Dengan tingginya peluang korupsi dalam pelaksanaan MBG, sudah semestinya rezim Prabowo-Gibran meminta maaf kepada seluruh rakyat Indonesia, terutama kepada anak-anak Indonesia yang menjadi korban kebijakan MBG. Maaf tentu saja tidak akan pernah cukup, dibutuhkan niat baik pemerintah untuk mengakui kesalahan dan berani mengevaluasi secara keseluruhan pelaksanaan MBG demi keselamatan anak Indonesia.

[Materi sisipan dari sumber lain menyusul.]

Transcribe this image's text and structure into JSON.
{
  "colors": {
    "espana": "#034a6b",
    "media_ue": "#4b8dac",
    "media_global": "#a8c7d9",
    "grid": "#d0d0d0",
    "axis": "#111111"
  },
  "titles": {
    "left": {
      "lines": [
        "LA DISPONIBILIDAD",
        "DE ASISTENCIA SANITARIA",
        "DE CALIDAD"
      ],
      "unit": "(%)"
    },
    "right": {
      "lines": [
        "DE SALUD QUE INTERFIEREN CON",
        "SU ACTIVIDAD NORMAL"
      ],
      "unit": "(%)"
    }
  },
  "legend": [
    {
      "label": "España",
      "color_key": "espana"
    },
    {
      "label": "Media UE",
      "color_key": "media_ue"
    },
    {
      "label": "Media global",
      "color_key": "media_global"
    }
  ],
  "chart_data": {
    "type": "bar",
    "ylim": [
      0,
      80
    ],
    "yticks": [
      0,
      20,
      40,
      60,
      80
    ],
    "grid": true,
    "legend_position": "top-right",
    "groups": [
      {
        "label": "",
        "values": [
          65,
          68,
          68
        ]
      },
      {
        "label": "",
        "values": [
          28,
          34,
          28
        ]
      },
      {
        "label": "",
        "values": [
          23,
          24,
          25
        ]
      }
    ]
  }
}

Aliansi Perempuan Indonesia menuntut:
- Hentikan program MBG secara nasional sampai ada evaluasi menyeluruh atas sistem, mekanisme distribusi, dan standar mutu gizi serta keamanan pangan.
- Bentuk tim investigasi independen untuk menyelidiki kasus-kasus jatuhnya korban anak, serta tindak tegas pihak-pihak yang bertanggung jawab.
- Libatkan organisasi masyarakat sipil, tenaga kesehatan, dan komunitas perempuan dalam penyusunan ulang kebijakan agar program gizi untuk anak benar-benar aman, bermutu, dan berpihak pada kepentingan terbaik anak.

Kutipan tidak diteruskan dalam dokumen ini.